棺を覆いて事定まる

 私事で恐縮ですが、母のことです。

 急を聞いて車で1時間の実家へ駆けつけた時、一目見て衝撃を受けました。後光が差すような清らかな死に顔だったのです。目の前に横たわるのは、老いて病んだ母とはまったく別人のようでした。

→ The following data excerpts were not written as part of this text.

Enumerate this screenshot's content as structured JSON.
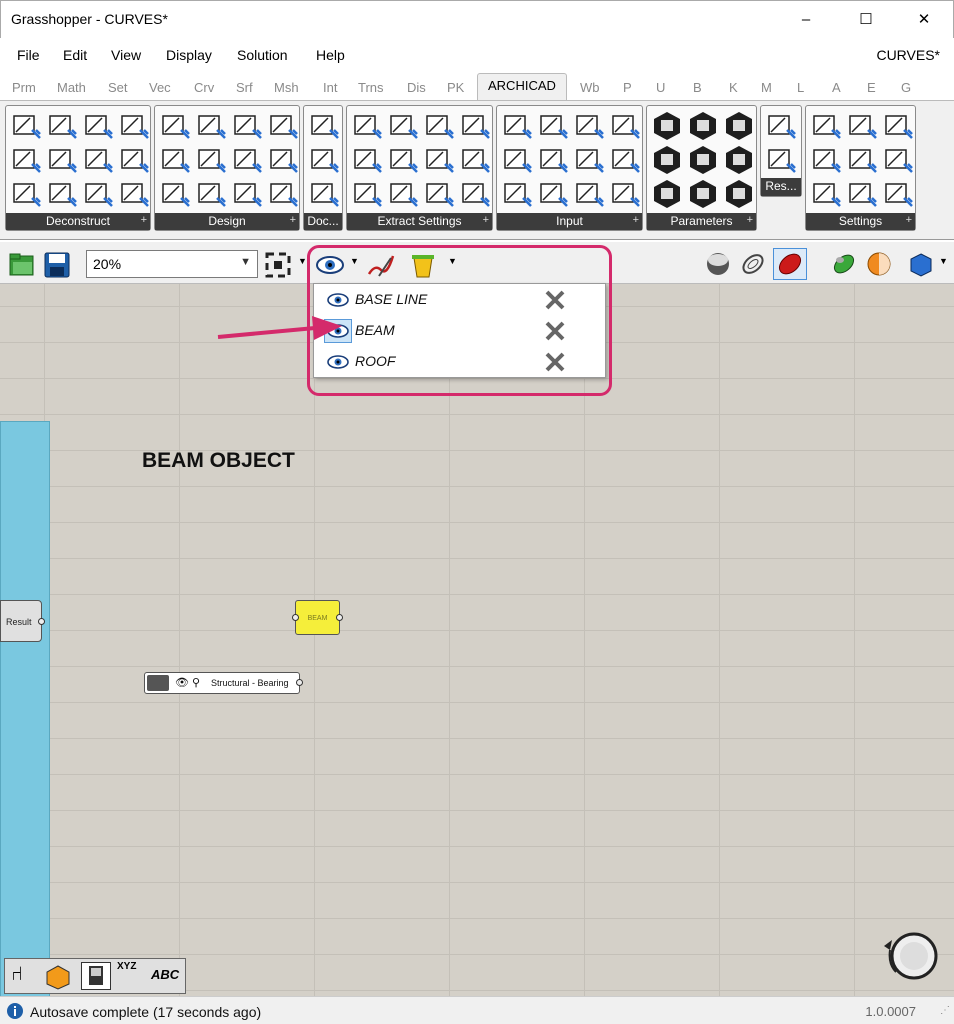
{
  "window": {
    "title": "Grasshopper - CURVES*",
    "minimize": "–",
    "maximize": "☐",
    "close": "✕"
  },
  "menu": {
    "items": [
      "File",
      "Edit",
      "View",
      "Display",
      "Solution",
      "Help"
    ],
    "document": "CURVES*"
  },
  "tabs": {
    "items": [
      "Prm",
      "Math",
      "Set",
      "Vec",
      "Crv",
      "Srf",
      "Msh",
      "Int",
      "Trns",
      "Dis",
      "PK",
      "ARCHICAD",
      "Wb",
      "P",
      "U",
      "B",
      "K",
      "M",
      "L",
      "A",
      "E",
      "G"
    ],
    "active": "ARCHICAD"
  },
  "ribbon": {
    "groups": [
      "Deconstruct",
      "Design",
      "Doc...",
      "Extract Settings",
      "Input",
      "Parameters",
      "Res...",
      "Settings"
    ]
  },
  "toolbar": {
    "zoom": "20%"
  },
  "dropdown": {
    "items": [
      "BASE LINE",
      "BEAM",
      "ROOF"
    ]
  },
  "canvas": {
    "heading": "BEAM OBJECT",
    "result_node": "Result",
    "beam_node": "BEAM",
    "struct_node": "Structural - Bearing"
  },
  "status": {
    "text": "Autosave complete (17 seconds ago)",
    "version": "1.0.0007"
  },
  "colors": {
    "highlight": "#d42a6b",
    "canvas": "#d4d0c8",
    "panel": "#7ac8e0",
    "beam_node": "#f5ee3a"
  }
}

 母は12歳の時両親を亡くし、妹二人とともに中野家へ引き取られました。祖父が企業家で、小さな町に映画館・劇場を作りました。戦前のことで、昭和二十年代までは活況を呈していました。他に一町歩以上の田畑もありましたから、両親は文字通り働きづめの一生でした。祖母は親類縁者のもめごとの仲裁を頼まれるような人でしたから、母のわが家での存在感は小さかったようです。大きな声を出すのを聞いたことはありませんし、自己主張するのを見たこともありません。私や姉や弟妹が叱られたこともありません(じつは一度だけありました。今でもよく覚えています)。叱るのはいつも祖母でした。私には、母はただ黙々と働いていた記憶があるだけです。趣味を楽しむこともなく、晩年になってようやく老人会の旅行やカラオケや踊りの会に参加していたのが、息子として唯一の救いです。

 母は両親も、兄と3人の妹をすべて若くして亡くし、その意味ではずいぶん淋しい人生だったと思います。75歳の死は、16年前としては早すぎたということはないかもしれませんが、90歳過ぎまで生きた友人も少なくないのですから。やはり、働き過ぎで重い病気になって亡くなったと言わざるを得ません。母は病院から「もうこれ以上の回復は期待できないので出て行ってほしい」と要宣告され、在宅医療に切り替えざるを得ませんでした。自分で食べることはできませんでしたので、妹がチューブを使って栄養補給することになりました。それがどれほど大変なことかは、経験した人でないとわからないでしょう。下手をすれば食べ物が肺に入り、重篤な肺炎になって死亡するのです。しかし、母は退院後わずか数日後に亡くなりました。人に迷惑をかけることがとても嫌いな人でしたから、さっさと逝ってしまった、母らしい身の処し方だったと思います。

 その母の最期の自己表現が、あの清らかな死でしょう。もちろん本人が望んでできるものではありません。「仏様のような人だ」と言われた母の人生の集大成が、期せずしてあのような清らかな死に顔となったったのでしょう。それを見て私は、「神はすべて見ていらっしゃる。公平だ」と思いました。「棺を覆いて事定まる」とはこのことだと思います。